Nesse contexto, a Secretaria de Estado da Saúde Pública (Sesap) orienta a população e os profissionais de saúde devem estar atentos aos seguintes sintomas: febre alta (39º a 40ºC) de início abrupto e com duração de 2 a 7 dias, associada à dor de cabeça, perda ou diminuição da força física, dor muscular, dor nas articulações, e dor ao redor dos olhos. Manchas vermelhas no rosto, tronco e membros além de anorexia, náuseas, vômitos e diarreia.
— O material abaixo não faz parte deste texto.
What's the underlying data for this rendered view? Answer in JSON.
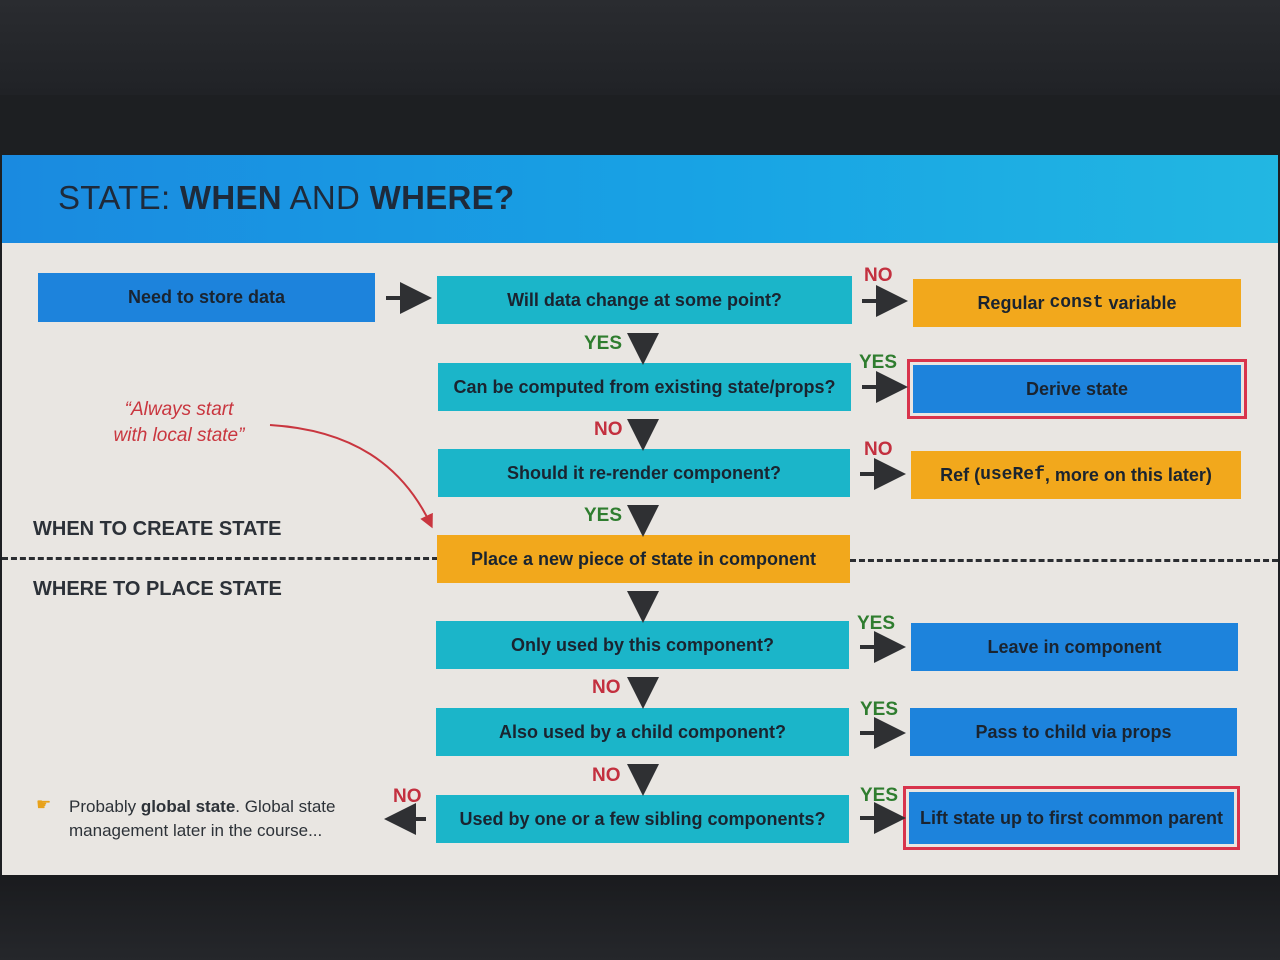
{
  "title": {
    "prefix": "STATE: ",
    "bold1": "WHEN",
    "mid": " AND ",
    "bold2": "WHERE?"
  },
  "sections": {
    "create": "WHEN TO CREATE STATE",
    "place": "WHERE TO PLACE STATE"
  },
  "quote": {
    "line1": "“Always start",
    "line2": "with local state”"
  },
  "boxes": {
    "start": "Need to store data",
    "q_change": "Will data change at some point?",
    "a_const_pre": "Regular ",
    "a_const_code": "const",
    "a_const_post": " variable",
    "q_computed": "Can be computed from existing state/props?",
    "a_derive": "Derive state",
    "q_rerender": "Should it re-render component?",
    "a_ref_pre": "Ref (",
    "a_ref_code": "useRef",
    "a_ref_post": ", more on this later)",
    "place": "Place a new piece of state in component",
    "q_only": "Only used by this component?",
    "a_leave": "Leave in component",
    "q_child": "Also used by a child component?",
    "a_props": "Pass to child via props",
    "q_sibling": "Used by one or a few sibling components?",
    "a_lift": "Lift state up to first common parent"
  },
  "answers": {
    "yes": "YES",
    "no": "NO"
  },
  "note": {
    "bold": "global state",
    "pre": "Probably ",
    "post": ". Global state",
    "line2": "management later in the course..."
  },
  "colors": {
    "blue": "#1d83dc",
    "teal": "#1bb5c9",
    "orange": "#f2a81c",
    "yes": "#2f7d2f",
    "no": "#c3303f",
    "highlight_border": "#d8344c"
  },
  "icons": [
    "arrow-right-icon",
    "arrow-down-icon",
    "arrow-left-icon",
    "pointing-hand-icon",
    "curved-arrow-icon"
  ]
}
Até o início deste mês de agosto, a secretaria já realizou a operação com carro-fumacê (Ultra Baixo Volume – UBV) em 23 municípios do RN, incluindo a capital, Natal, nos bairros do Planalto, Pitimbu, Neópolis e Pajuçara. Devido a pandemia, com a suspensão temporária do Levantamento Rápido de Índices (LIRAa e LIA) – que mede o índice de infestação vetorial do Aedes aegypti – a indicação para aplicação de UBV está baseada no aumento da incidência dos casos humanos e na confirmação laboratorial de sorologias para dengue, zika e chikungunya, ou seja, onde existe alto índice de pessoas doentes ou suspeitas e confirmação de transmissão das arboviroses urbanas.

Alerta

O quantitativo de casos de Zika em mulheres em idade fértil é fator de preocupação, principalmente nas gestantes, devido à capacidade do Zika Vírus de provocar microcefalia ou alterações no sistema nervoso central no feto gestado.
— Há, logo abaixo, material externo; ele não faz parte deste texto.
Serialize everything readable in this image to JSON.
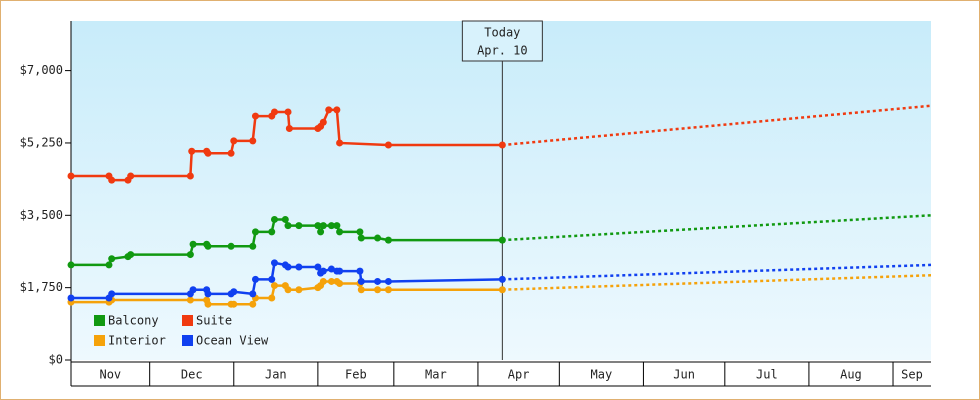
{
  "chart_data": {
    "type": "line",
    "ylim": [
      0,
      8200
    ],
    "yticks": [
      {
        "value": 0,
        "label": "$0"
      },
      {
        "value": 1750,
        "label": "$1,750"
      },
      {
        "value": 3500,
        "label": "$3,500"
      },
      {
        "value": 5250,
        "label": "$5,250"
      },
      {
        "value": 7000,
        "label": "$7,000"
      }
    ],
    "xlim": [
      1,
      318
    ],
    "xticks": [
      {
        "value": 0,
        "label": "Nov"
      },
      {
        "value": 30,
        "label": "Dec"
      },
      {
        "value": 61,
        "label": "Jan"
      },
      {
        "value": 92,
        "label": "Feb"
      },
      {
        "value": 120,
        "label": "Mar"
      },
      {
        "value": 151,
        "label": "Apr"
      },
      {
        "value": 181,
        "label": "May"
      },
      {
        "value": 212,
        "label": "Jun"
      },
      {
        "value": 242,
        "label": "Jul"
      },
      {
        "value": 273,
        "label": "Aug"
      },
      {
        "value": 304,
        "label": "Sep"
      }
    ],
    "today": {
      "x": 160,
      "label": [
        "Today",
        "Apr. 10"
      ]
    },
    "series": [
      {
        "name": "Suite",
        "color": "#f03a10",
        "x": [
          1,
          15,
          16,
          22,
          23,
          45,
          45.5,
          51,
          51.5,
          60,
          61,
          68,
          69,
          75,
          76,
          81,
          81.5,
          92,
          93,
          94,
          96,
          99,
          100,
          118,
          160
        ],
        "values": [
          4450,
          4450,
          4350,
          4350,
          4450,
          4450,
          5050,
          5050,
          5000,
          5000,
          5300,
          5300,
          5900,
          5900,
          6000,
          6000,
          5600,
          5600,
          5650,
          5750,
          6050,
          6050,
          5250,
          5200,
          5200
        ],
        "projection_x": [
          160,
          318
        ],
        "projection_values": [
          5200,
          6150
        ]
      },
      {
        "name": "Balcony",
        "color": "#119911",
        "x": [
          1,
          15,
          16,
          22,
          23,
          45,
          46,
          51,
          51.5,
          60,
          68,
          69,
          75,
          76,
          80,
          81,
          85,
          92,
          93,
          94,
          97,
          99,
          100,
          107.5,
          108,
          114,
          118,
          160
        ],
        "values": [
          2300,
          2300,
          2450,
          2500,
          2550,
          2550,
          2800,
          2800,
          2750,
          2750,
          2750,
          3100,
          3100,
          3400,
          3400,
          3250,
          3250,
          3250,
          3100,
          3250,
          3250,
          3250,
          3100,
          3100,
          2950,
          2950,
          2900,
          2900
        ],
        "projection_x": [
          160,
          318
        ],
        "projection_values": [
          2900,
          3500
        ]
      },
      {
        "name": "Interior",
        "color": "#f5a20a",
        "x": [
          1,
          15,
          16,
          45,
          51,
          51.5,
          60,
          61,
          68,
          69,
          75,
          76,
          80,
          81,
          85,
          92,
          93,
          94,
          97,
          99,
          100,
          107.5,
          108,
          114,
          118,
          160
        ],
        "values": [
          1400,
          1400,
          1450,
          1450,
          1450,
          1350,
          1350,
          1350,
          1350,
          1500,
          1500,
          1800,
          1800,
          1700,
          1700,
          1750,
          1800,
          1900,
          1900,
          1900,
          1850,
          1850,
          1700,
          1700,
          1700,
          1700
        ],
        "projection_x": [
          160,
          318
        ],
        "projection_values": [
          1700,
          2050
        ]
      },
      {
        "name": "Ocean View",
        "color": "#1040f0",
        "x": [
          1,
          15,
          16,
          45,
          46,
          51,
          51.5,
          60,
          61,
          68,
          69,
          75,
          76,
          80,
          81,
          85,
          92,
          93,
          94,
          97,
          99,
          100,
          107.5,
          108,
          114,
          118,
          160
        ],
        "values": [
          1500,
          1500,
          1600,
          1600,
          1700,
          1700,
          1600,
          1600,
          1650,
          1600,
          1950,
          1950,
          2350,
          2300,
          2250,
          2250,
          2250,
          2100,
          2150,
          2200,
          2150,
          2150,
          2150,
          1900,
          1900,
          1900,
          1950
        ],
        "projection_x": [
          160,
          318
        ],
        "projection_values": [
          1950,
          2300
        ]
      }
    ],
    "legend_order": [
      1,
      0,
      2,
      3
    ]
  }
}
Em 2020 os municípios que mais notificaram caso de Zika em gestantes foram: Açu (3), Parnamirim (3) e Mossoró, com um número bastante elevado de 12 casos de zika em gestantes. Os municípios com crianças nascidas com microcefalia em 2020 são oito.
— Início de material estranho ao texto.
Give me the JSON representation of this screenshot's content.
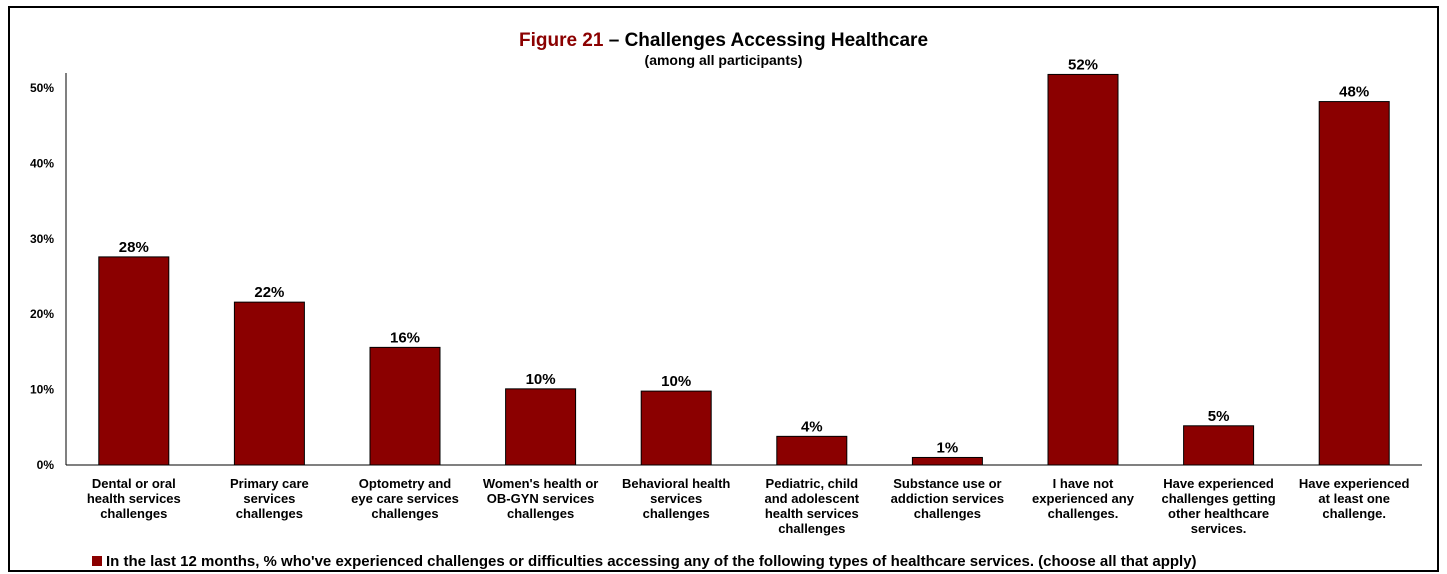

Já em 2019 os municípios que mais notificaram casos de Zika em gestantes foram: São Paulo do Potengi (7), Pau dos Ferros (8), Lagoa Nova (11), Parnamirim (53) e Natal (163). Neste mesmo ano, 25 municípios apresentaram casos confirmados de crianças nascidas com microcefalia, sendo 05 confirmações em Touros, duas em Santa Cruz e 1 confirmação para cada outro município da lista citada.

Prevenção

A melhor forma de prevenir as arboviroses é a intensificação das ações de controle vetorial do mosquito Aedes aegypti. A população deve sempre auxiliar no controle vetor. Neste sentido recomenda-se a todos que:  

·       Mantenham seus quintais livres de possíveis criadouros do mosquito;

·       Esfreguem com bucha as vasilhas ou reservatórios de água de seus animais;

·       Não coloquem lixo em terrenos baldios;

·       Mantenham as caixas d´água sempre tampadas;

·       Observem vasos e pratinhos de plantas que acumulam água parada;

·       Observem locais que possam acumular água parada como: bandeja de bebedouros e de geladeiras, ralos, pias e vasos sanitários sem uso;

·       Recebam a visita do agente de endemias, aproveitando a oportunidade para tirar possíveis dúvidas;

·       Mantenham em local coberto, pneus inservíveis e outros objetos que possam acumular água.